Home / Política / Escândalo Banco Master isola Moraes e Toffoli dentro do STF

Escândalo Banco Master isola Moraes e Toffoli dentro do STF

ocrente 1773371952
Spread the love

Os ministros Alexandre de Moraes e Dias Toffoli enfrentam um clima de isolamento no Supremo Tribunal Federal (STF) após a revelação de supostos vínculos com o empresário Daniel Vorcaro e o Banco Master. O caso, que veio à tona em 2025 e ganhou força com novos relatórios da Polícia Federal (PF) neste ano, tem causado desgaste à imagem da Corte e intensificado a distância dos demais integrantes do tribunal.

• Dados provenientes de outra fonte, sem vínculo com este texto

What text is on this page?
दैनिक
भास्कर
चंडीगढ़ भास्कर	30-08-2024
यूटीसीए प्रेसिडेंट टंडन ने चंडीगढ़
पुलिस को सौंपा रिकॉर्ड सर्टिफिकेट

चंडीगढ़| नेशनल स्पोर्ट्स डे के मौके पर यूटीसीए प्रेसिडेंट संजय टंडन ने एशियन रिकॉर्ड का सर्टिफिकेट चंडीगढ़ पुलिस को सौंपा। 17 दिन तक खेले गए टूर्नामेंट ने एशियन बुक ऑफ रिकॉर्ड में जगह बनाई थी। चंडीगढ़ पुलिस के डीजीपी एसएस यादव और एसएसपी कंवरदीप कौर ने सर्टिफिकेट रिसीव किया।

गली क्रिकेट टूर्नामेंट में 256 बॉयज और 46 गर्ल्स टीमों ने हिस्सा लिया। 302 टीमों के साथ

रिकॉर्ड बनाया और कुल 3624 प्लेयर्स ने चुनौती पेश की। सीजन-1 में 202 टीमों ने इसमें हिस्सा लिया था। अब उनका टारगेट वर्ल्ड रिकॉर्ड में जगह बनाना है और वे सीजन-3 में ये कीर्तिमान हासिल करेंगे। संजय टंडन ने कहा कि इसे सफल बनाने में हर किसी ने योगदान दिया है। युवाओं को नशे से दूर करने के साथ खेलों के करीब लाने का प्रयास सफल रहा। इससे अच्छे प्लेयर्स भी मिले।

Mensagens ligam Moraes a Vorcaro

Moraes foi citado em conversas encontradas no celular de Vorcaro, preso por fraudes financeiras. De acordo com a PF, os textos indicam que o empresário teria questionado o ministro sobre investigações sigilosas no mesmo dia de sua primeira detenção, em 2025. Além disso, o escritório de advocacia da esposa de Moraes manteve um contrato milionário com o Banco Master, liquidado posteriormente pelo Banco Central.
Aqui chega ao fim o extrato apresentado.